A 'hook-up' is a very loose, informal thing. It is ambiguous, and hard even to define. This makes it hard to clarify expectations. It is low on accountability.

The hook up culture confuses the relations between the sexes.

By contrast a date has a more definite form. It provides a structure and a set of mutual expectations. It doesn't leave people all at sea trying to figure everything out from scratch.

Dating Increases Accountability

Hook-ups occur in a vague, open-ended way that makes it easier for people to avoid responsibility for their actions.

Dating helps make people more accountable for their actions.

A date should occur in a public setting. This adds a degree of accountability because you have to take into account other people's expectations. It makes it harder to avoid responsibility and is conducive to a safer and more honest encounter.

Dating Clarifies Intentions

Hook-ups leave some of the most important things unclarified. Why am I even here with this person? Do I even like him/her? What are the other person's intentions? Have I even clarified my own boundaries? What effect will my behaviour have on the other person? What am I even doing?

Dating helps to clarify responsibility in relationship.

A man has to come to a decision: "Am I going to clearly ask this woman to go out with me to a public place where we can spend some time getting to know each other better?" A woman has to decide: "Am I going to accept this invitation from this man?" Both have to decide: "Would I like to spend more time with this person or not?"

Dating Is Respectful

Dating aims to treat the other person as having personal dignity. It involves conventions of behaviour that signify respect.

  • Firstly, if possible a man should invite the woman on a date face to face, or at least with a phone call. This shows that you are not taking the easy way or looking for a face-saving way of avoiding rejection.
  • Secondly, by having a formal, public encounter you signify that this person is important to you.

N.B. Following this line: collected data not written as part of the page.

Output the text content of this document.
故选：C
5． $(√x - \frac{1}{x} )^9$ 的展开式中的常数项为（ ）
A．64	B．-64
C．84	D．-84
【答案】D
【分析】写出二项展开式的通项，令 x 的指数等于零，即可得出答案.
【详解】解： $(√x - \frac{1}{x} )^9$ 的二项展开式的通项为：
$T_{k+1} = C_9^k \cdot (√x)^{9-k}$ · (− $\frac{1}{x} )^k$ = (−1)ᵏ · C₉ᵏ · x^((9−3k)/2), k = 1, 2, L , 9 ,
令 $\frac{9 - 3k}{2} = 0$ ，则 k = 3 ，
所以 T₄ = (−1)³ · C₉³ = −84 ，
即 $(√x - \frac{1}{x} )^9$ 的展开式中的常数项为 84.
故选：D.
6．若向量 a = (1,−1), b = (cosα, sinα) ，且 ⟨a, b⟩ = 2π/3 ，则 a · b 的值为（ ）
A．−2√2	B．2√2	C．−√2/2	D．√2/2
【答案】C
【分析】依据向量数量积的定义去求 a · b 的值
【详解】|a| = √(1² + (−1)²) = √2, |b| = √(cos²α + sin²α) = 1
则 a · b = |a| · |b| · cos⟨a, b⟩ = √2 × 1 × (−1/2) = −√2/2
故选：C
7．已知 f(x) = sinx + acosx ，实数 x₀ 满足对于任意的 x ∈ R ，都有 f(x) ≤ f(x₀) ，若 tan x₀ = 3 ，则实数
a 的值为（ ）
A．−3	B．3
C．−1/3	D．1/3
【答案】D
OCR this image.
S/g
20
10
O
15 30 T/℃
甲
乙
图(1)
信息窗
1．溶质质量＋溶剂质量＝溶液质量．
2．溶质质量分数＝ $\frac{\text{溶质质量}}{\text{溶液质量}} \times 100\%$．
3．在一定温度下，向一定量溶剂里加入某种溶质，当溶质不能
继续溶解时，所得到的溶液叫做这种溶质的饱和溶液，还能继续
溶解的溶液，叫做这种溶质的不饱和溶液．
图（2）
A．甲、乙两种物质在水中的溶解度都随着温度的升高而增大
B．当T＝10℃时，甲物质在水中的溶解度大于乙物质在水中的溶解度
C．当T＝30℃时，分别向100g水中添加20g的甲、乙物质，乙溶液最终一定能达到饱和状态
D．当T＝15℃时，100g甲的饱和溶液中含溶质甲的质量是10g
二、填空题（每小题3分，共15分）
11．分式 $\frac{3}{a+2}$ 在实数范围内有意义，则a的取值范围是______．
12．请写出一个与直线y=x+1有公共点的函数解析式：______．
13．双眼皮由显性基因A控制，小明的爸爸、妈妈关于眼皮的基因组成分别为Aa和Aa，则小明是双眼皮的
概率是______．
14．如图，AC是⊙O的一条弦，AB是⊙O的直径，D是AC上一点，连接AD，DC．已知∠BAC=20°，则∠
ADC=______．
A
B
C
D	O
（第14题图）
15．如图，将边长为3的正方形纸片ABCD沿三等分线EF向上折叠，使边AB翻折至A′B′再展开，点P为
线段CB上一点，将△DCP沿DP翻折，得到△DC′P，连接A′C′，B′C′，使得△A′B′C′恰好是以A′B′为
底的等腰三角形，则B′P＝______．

You are happy for other people to know that you are spending time with this person.
  • Thirdly, by trying to plan an interesting and enjoyable date a man shows that he thinks this woman is worthy of his best efforts.
  • Fourthly, the date is for a limited time, not being presumptuous but showing that you consider the date a privileged time, not a merely casual encounter.

A Beginning, a Middle, and an End

On a first date they might meet at a mutually agreed place.

  • More normally, a date begins when a man comes to escort a woman to the place where they will spend time together.
  • Then they engage in some enjoyable activity and conversation together for a limited time.
  • The man then escorts the woman home where they say goodbye.

It is best not to go on from a date to private time alone together.

A Distinction between the Sexes

Formal conventions of dating help to clarify and value the differences between the sexes. For example, it is the convention that the man will take the initiative in asking the woman out. There can be exceptions, but the conventional way of doing it is not arbitrary. Both sexes prefer it if the man takes the initiative in this way.

Hook-up Culture Dumbs Down Relations between the Sexes

Somehow the idea has taken hold in our culture that 'informal is always better'. People have somehow got the idea that formality is old-fashioned and inhibits freedom. This is quite false. We need a balance between formality and informality. 'Formal' means 'giving form to' relationships. A suitable degree of formality aids learning and growth in relating to other people.

Formality puts some of the structure and the substance of relating 'out into the public space' and makes it accessible to everyone. It gives people simpler ways of relating.

Informal relating is more complex and difficult to master.

That is why it only develops slowly and among people who have got to know each other well.

Hook-up culture creates a veneer of friendship by making everything informal. But it actually inhibits people from learning relationship skills. It dumbs down the kind of relating people do, because it doesn't give 'permission' to establish a suitable distance. It is presumptuous of friendships that don't really exist.

Dating gives everyone permission to be a beginner in relating to the opposite sex.